We're using India's Right to Information Act to obtain official data directly from National Law Universities and exam authorities. No speculation. No marketing spin. Just verified facts that change how you should think about law entrance preparation.
https://www.youtube.com/watch?v=9S-lNU2AmXY
The NLSAT Case Study: Proof of Concept
Our first investigation targeted NLSIU and the NLSAT exam. The question was simple: How many candidates actually registered and appeared?
The coaching narrative? "Thousands of applicants are fighting for limited seats. Brutal competition. Near-impossible odds."
The RTI reality?
Registered candidates: 2,483
Candidates who appeared: 2,049
Drop-off rate: 17.5% (434 candidates never showed up)
This single data point dismantled the inflated competition myth. The real numbers were significantly lower than what aspirants were being told. More importantly, it revealed something crucial: a significant portion of registered candidates self-eliminate before the exam even begins.
This isn't an anomaly. It's a pattern one that repeats across competitive exams but rarely gets discussed honestly.
Questions That Deserve RTI Answers
The NLSAT investigation opened a bigger question: What else are we not being told?
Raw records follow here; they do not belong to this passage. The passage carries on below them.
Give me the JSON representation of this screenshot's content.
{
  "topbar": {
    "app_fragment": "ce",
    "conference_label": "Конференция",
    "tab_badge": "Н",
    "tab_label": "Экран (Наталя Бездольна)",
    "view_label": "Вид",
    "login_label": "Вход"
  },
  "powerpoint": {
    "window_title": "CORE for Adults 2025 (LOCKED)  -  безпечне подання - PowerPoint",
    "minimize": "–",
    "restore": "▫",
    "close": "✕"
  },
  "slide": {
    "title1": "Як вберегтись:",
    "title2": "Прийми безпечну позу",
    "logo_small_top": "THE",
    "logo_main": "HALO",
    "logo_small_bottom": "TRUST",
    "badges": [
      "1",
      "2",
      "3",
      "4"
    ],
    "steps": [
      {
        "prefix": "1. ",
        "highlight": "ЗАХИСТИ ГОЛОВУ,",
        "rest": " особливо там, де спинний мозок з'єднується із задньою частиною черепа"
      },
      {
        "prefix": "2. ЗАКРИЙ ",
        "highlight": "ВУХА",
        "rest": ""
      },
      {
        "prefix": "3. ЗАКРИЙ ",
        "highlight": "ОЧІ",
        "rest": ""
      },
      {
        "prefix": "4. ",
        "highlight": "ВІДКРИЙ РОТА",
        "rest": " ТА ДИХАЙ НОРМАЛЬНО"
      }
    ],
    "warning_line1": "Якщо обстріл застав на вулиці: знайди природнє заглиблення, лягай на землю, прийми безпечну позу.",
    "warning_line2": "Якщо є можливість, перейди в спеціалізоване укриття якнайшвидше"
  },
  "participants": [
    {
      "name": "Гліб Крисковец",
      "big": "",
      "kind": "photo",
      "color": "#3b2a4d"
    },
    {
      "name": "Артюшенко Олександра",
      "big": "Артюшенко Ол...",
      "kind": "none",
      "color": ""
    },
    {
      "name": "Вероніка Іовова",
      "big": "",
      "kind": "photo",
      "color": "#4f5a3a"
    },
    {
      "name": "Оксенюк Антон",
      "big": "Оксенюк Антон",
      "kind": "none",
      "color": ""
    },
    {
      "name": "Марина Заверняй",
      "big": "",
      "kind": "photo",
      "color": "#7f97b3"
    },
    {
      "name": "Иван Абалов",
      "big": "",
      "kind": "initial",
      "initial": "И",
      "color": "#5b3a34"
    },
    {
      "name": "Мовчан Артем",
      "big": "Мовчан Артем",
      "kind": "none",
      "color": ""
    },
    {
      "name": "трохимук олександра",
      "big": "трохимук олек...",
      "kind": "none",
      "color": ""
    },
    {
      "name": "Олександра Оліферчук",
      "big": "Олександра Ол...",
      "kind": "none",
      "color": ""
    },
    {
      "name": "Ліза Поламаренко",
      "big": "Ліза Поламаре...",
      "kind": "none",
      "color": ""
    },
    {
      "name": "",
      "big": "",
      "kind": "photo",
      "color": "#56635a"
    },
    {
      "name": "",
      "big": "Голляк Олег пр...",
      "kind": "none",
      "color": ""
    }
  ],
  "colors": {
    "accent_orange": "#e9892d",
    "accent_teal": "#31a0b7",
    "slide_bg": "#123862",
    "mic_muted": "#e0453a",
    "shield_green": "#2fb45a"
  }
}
Here are the critical areas we're investigating next through RTI requests:
1. Actual Cut-offs vs Rumored Cut-offs
Coaching institutes circulate "expected cut-offs" that create panic. But what are the official cut-offs from previous years? How much do they actually fluctuate? We're requesting year-on-year data to separate fact from fear-mongering.
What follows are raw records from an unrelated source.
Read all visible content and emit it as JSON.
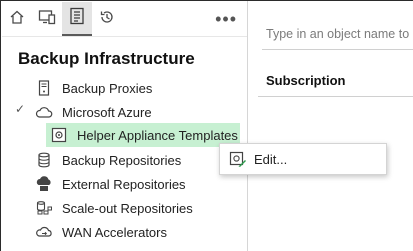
{
  "toolbar": {
    "buttons": [
      {
        "icon": "home-icon"
      },
      {
        "icon": "computer-icon"
      },
      {
        "icon": "inventory-list-icon",
        "active": true
      },
      {
        "icon": "history-icon"
      }
    ],
    "more_label": "•••"
  },
  "panel": {
    "title": "Backup Infrastructure",
    "items": [
      {
        "label": "Backup Proxies",
        "icon": "backup-proxy-icon"
      },
      {
        "label": "Microsoft Azure",
        "icon": "cloud-icon",
        "expanded": true
      },
      {
        "label": "Helper Appliance Templates",
        "icon": "appliance-template-icon",
        "selected": true
      },
      {
        "label": "Backup Repositories",
        "icon": "database-icon"
      },
      {
        "label": "External Repositories",
        "icon": "external-repository-icon"
      },
      {
        "label": "Scale-out Repositories",
        "icon": "scale-out-repository-icon"
      },
      {
        "label": "WAN Accelerators",
        "icon": "wan-accelerator-icon"
      }
    ],
    "expand_glyph": "✓"
  },
  "right": {
    "search_placeholder": "Type in an object name to se",
    "column_header": "Subscription"
  },
  "context_menu": {
    "items": [
      {
        "label": "Edit...",
        "icon": "edit-template-icon"
      }
    ]
  },
  "colors": {
    "selection": "#c7f0d2",
    "accent_green": "#2e9d4f"
  }
}
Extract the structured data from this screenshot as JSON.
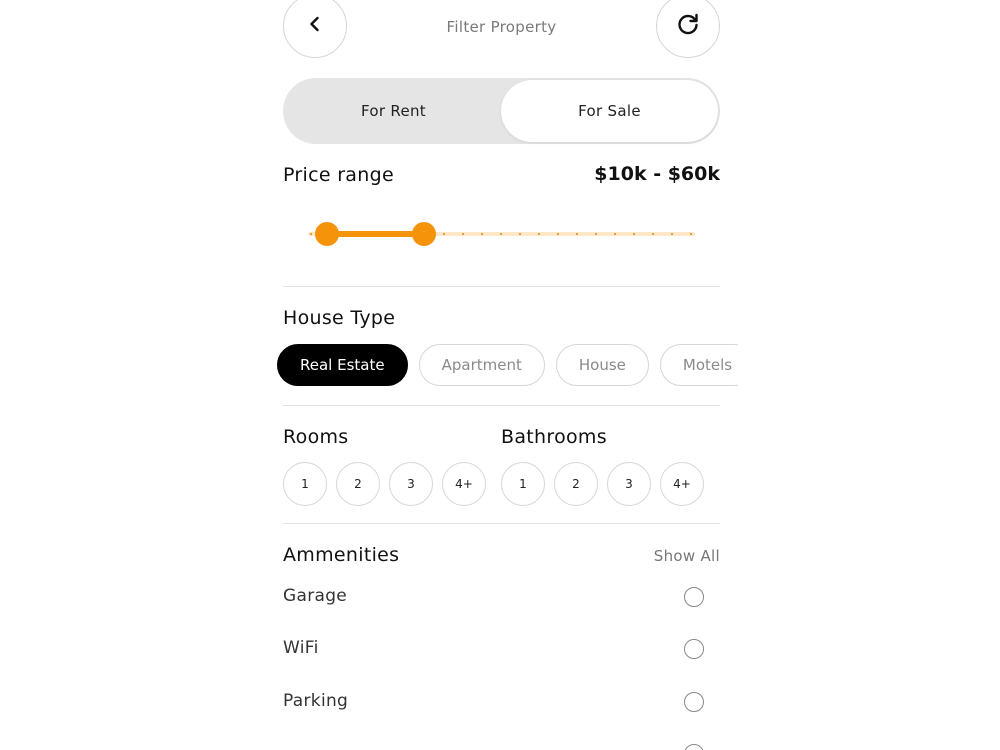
{
  "header": {
    "title": "Filter Property",
    "back_icon": "chevron-left-icon",
    "refresh_icon": "refresh-icon"
  },
  "listing_toggle": {
    "options": [
      "For Rent",
      "For Sale"
    ],
    "selected": "For Sale"
  },
  "price": {
    "label": "Price range",
    "value": "$10k - $60k",
    "slider_low_fraction": 0.05,
    "slider_high_fraction": 0.3,
    "accent_color": "#F5930A"
  },
  "house_type": {
    "title": "House Type",
    "options": [
      "Real Estate",
      "Apartment",
      "House",
      "Motels"
    ],
    "selected": "Real Estate"
  },
  "rooms": {
    "title": "Rooms",
    "options": [
      "1",
      "2",
      "3",
      "4+"
    ]
  },
  "bathrooms": {
    "title": "Bathrooms",
    "options": [
      "1",
      "2",
      "3",
      "4+"
    ]
  },
  "amenities": {
    "title": "Ammenities",
    "show_all": "Show All",
    "items": [
      "Garage",
      "WiFi",
      "Parking"
    ]
  }
}
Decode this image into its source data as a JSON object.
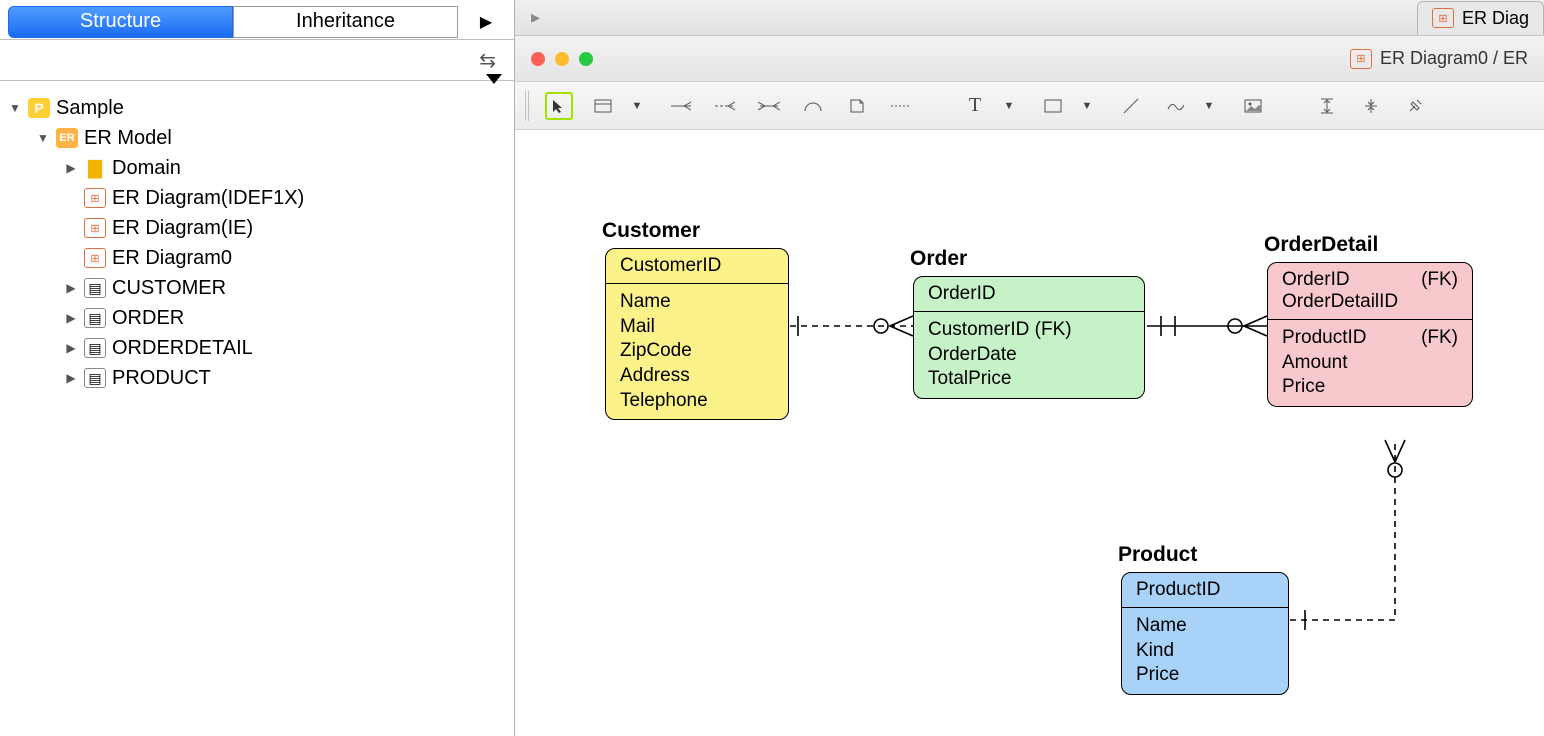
{
  "tabs": {
    "structure": "Structure",
    "inheritance": "Inheritance"
  },
  "tree": {
    "root": "Sample",
    "model": "ER Model",
    "domain": "Domain",
    "diagrams": [
      "ER Diagram(IDEF1X)",
      "ER Diagram(IE)",
      "ER Diagram0"
    ],
    "tables": [
      "CUSTOMER",
      "ORDER",
      "ORDERDETAIL",
      "PRODUCT"
    ]
  },
  "doc_tab": "ER Diag",
  "window_title": "ER Diagram0 / ER",
  "entities": {
    "customer": {
      "title": "Customer",
      "pk": "CustomerID",
      "attrs": [
        "Name",
        "Mail",
        "ZipCode",
        "Address",
        "Telephone"
      ]
    },
    "order": {
      "title": "Order",
      "pk": "OrderID",
      "attrs": [
        "CustomerID (FK)",
        "OrderDate",
        "TotalPrice"
      ]
    },
    "detail": {
      "title": "OrderDetail",
      "pk1": "OrderID",
      "pk1_fk": "(FK)",
      "pk2": "OrderDetailID",
      "a1": "ProductID",
      "a1_fk": "(FK)",
      "a2": "Amount",
      "a3": "Price"
    },
    "product": {
      "title": "Product",
      "pk": "ProductID",
      "attrs": [
        "Name",
        "Kind",
        "Price"
      ]
    }
  },
  "chart_data": {
    "type": "er-diagram",
    "entities": [
      {
        "name": "Customer",
        "pk": [
          "CustomerID"
        ],
        "attributes": [
          "Name",
          "Mail",
          "ZipCode",
          "Address",
          "Telephone"
        ],
        "color": "#fbf28a"
      },
      {
        "name": "Order",
        "pk": [
          "OrderID"
        ],
        "attributes": [
          "CustomerID (FK)",
          "OrderDate",
          "TotalPrice"
        ],
        "color": "#c6f2c7"
      },
      {
        "name": "OrderDetail",
        "pk": [
          "OrderID (FK)",
          "OrderDetailID"
        ],
        "attributes": [
          "ProductID (FK)",
          "Amount",
          "Price"
        ],
        "color": "#f7c9cd"
      },
      {
        "name": "Product",
        "pk": [
          "ProductID"
        ],
        "attributes": [
          "Name",
          "Kind",
          "Price"
        ],
        "color": "#a8d2f7"
      }
    ],
    "relationships": [
      {
        "from": "Customer",
        "to": "Order",
        "type": "one-to-many",
        "identifying": false
      },
      {
        "from": "Order",
        "to": "OrderDetail",
        "type": "one-to-many",
        "identifying": true
      },
      {
        "from": "Product",
        "to": "OrderDetail",
        "type": "one-to-many",
        "identifying": false
      }
    ]
  }
}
2. Demographics of Successful Candidates
Who actually gets into top NLUs? What's the educational background distribution? Are there patterns in the profiles of selected candidates? This data can guide smarter preparation decisions.
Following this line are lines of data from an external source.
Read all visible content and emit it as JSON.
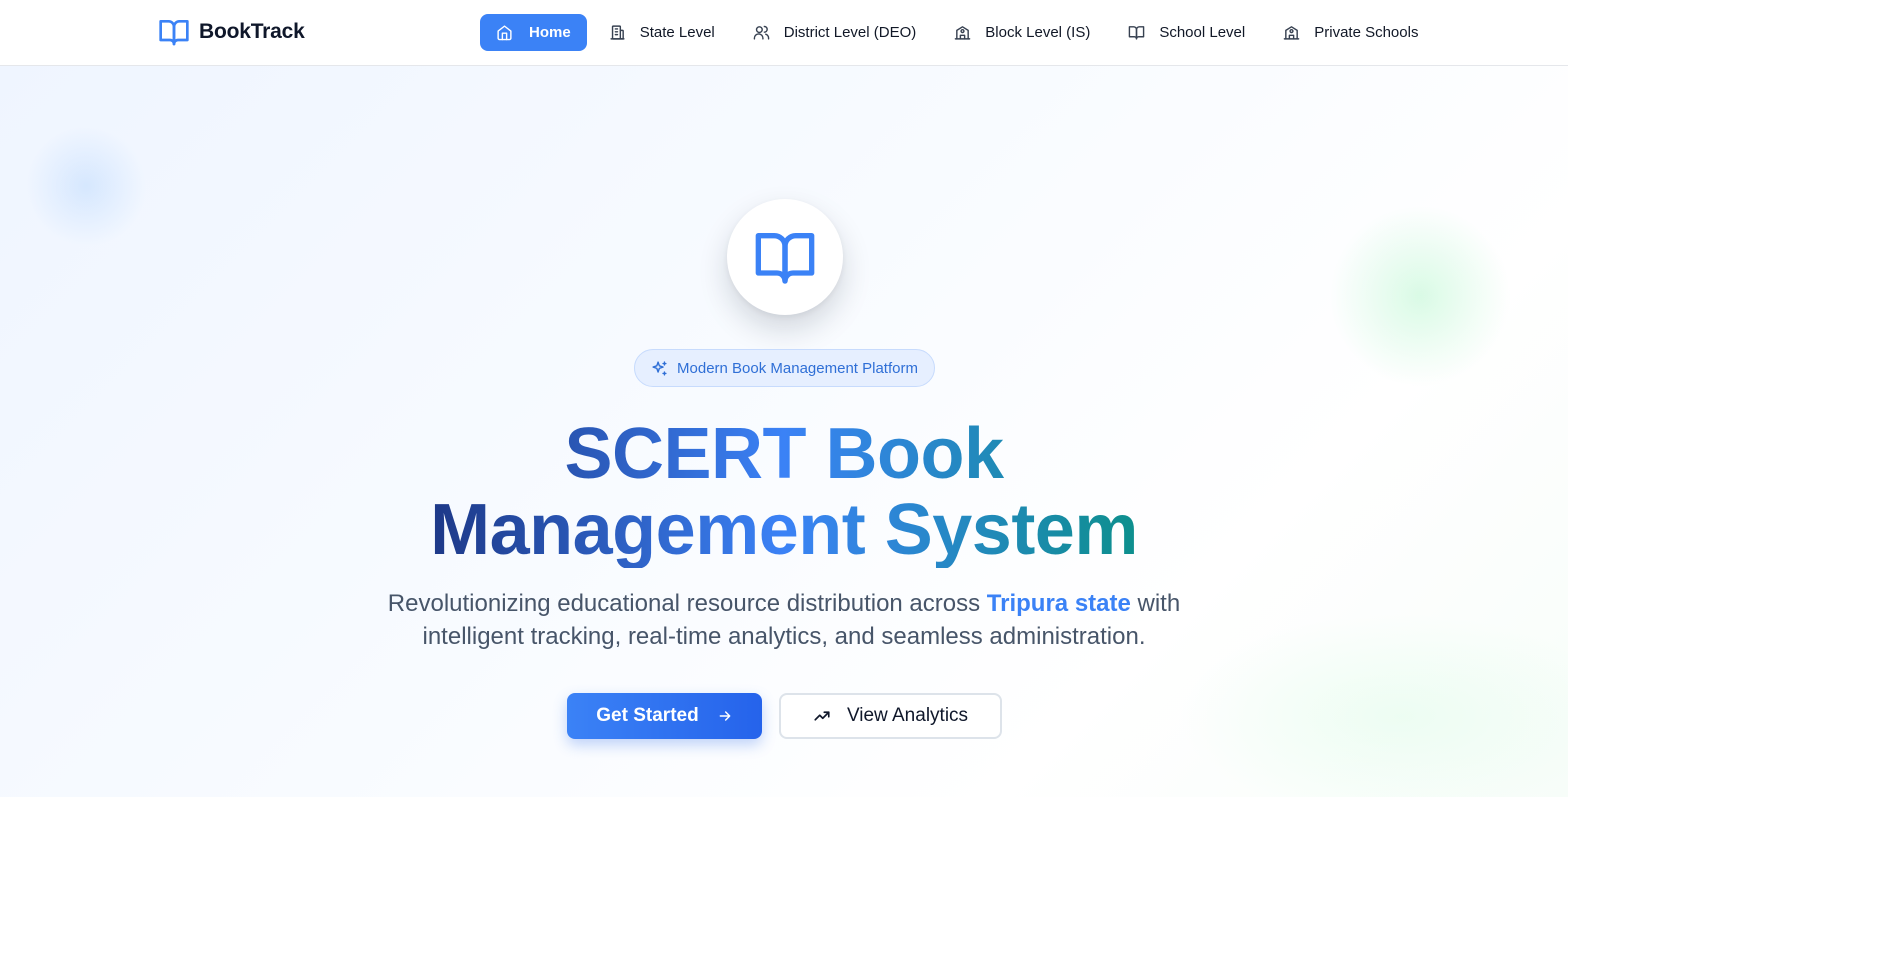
{
  "brand": {
    "name": "BookTrack",
    "icon": "book-open-icon"
  },
  "nav": {
    "items": [
      {
        "label": "Home",
        "icon": "home-icon",
        "active": true
      },
      {
        "label": "State Level",
        "icon": "building-icon",
        "active": false
      },
      {
        "label": "District Level (DEO)",
        "icon": "users-icon",
        "active": false
      },
      {
        "label": "Block Level (IS)",
        "icon": "school-icon",
        "active": false
      },
      {
        "label": "School Level",
        "icon": "book-open-icon",
        "active": false
      },
      {
        "label": "Private Schools",
        "icon": "school-icon",
        "active": false
      }
    ]
  },
  "hero": {
    "badge": "Modern Book Management Platform",
    "title_line1": "SCERT Book",
    "title_line2": "Management System",
    "subtitle_before": "Revolutionizing educational resource distribution across",
    "subtitle_highlight": "Tripura state",
    "subtitle_after": "with intelligent tracking, real-time analytics, and seamless administration.",
    "primary_button": "Get Started",
    "secondary_button": "View Analytics"
  },
  "colors": {
    "accent": "#3b82f6",
    "title_start": "#1e3a8a",
    "title_end": "#0e8f8f",
    "text_muted": "#475569"
  }
}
3. Question Paper Difficulty Trends
Is CLAT really getting harder every year, or is that just perception? We're analyzing official difficulty metrics and examiner reports to understand actual trends versus coaching center narratives.
4. Evaluation and Normalization Processes
How exactly are papers evaluated? What normalization formulas are used in multi-shift exams? These technical details matter — and they're rarely explained transparently.
Why Coaching Institutes Inflate Numbers
Let's be direct: fear sells.
The coaching industry's business model depends on creating urgency and anxiety. Here's how it works:
Inflated competition numbers → Aspirants panic → "You need our premium course to stand a chance" → Higher enrollments at higher prices.
When an institute claims "60,000 students compete for 5,000 seats," they're technically correct about registrations. But they conveniently ignore:
The drop-off rate between registration and appearance
The percentage who prepare seriously vs casually
The subset that actually executes well on exam day
By the time you filter for serious, prepared candidates, the real competition shrinks dramatically.
But coaching institutes don't highlight this because smaller competition means less fear, which means fewer urgent enrollments.
The Economics of Fear-Based Marketing
Here's the formula that drives the test prep industry:
Ambiguity + Anxiety = Revenue
Vague success rates ("90% of our students qualify!") without defining what "qualify" means
Anecdotal toppers ("Our student ranked AIR 1!") without showing overall batch performance
Constantly changing "expert predictions" that keep you dependent on their updates
Expensive "insider strategies" that are often just repackaged public information
The less clarity aspirants have, the more they spend seeking it. That's why independent, verified data is threatening to the business model.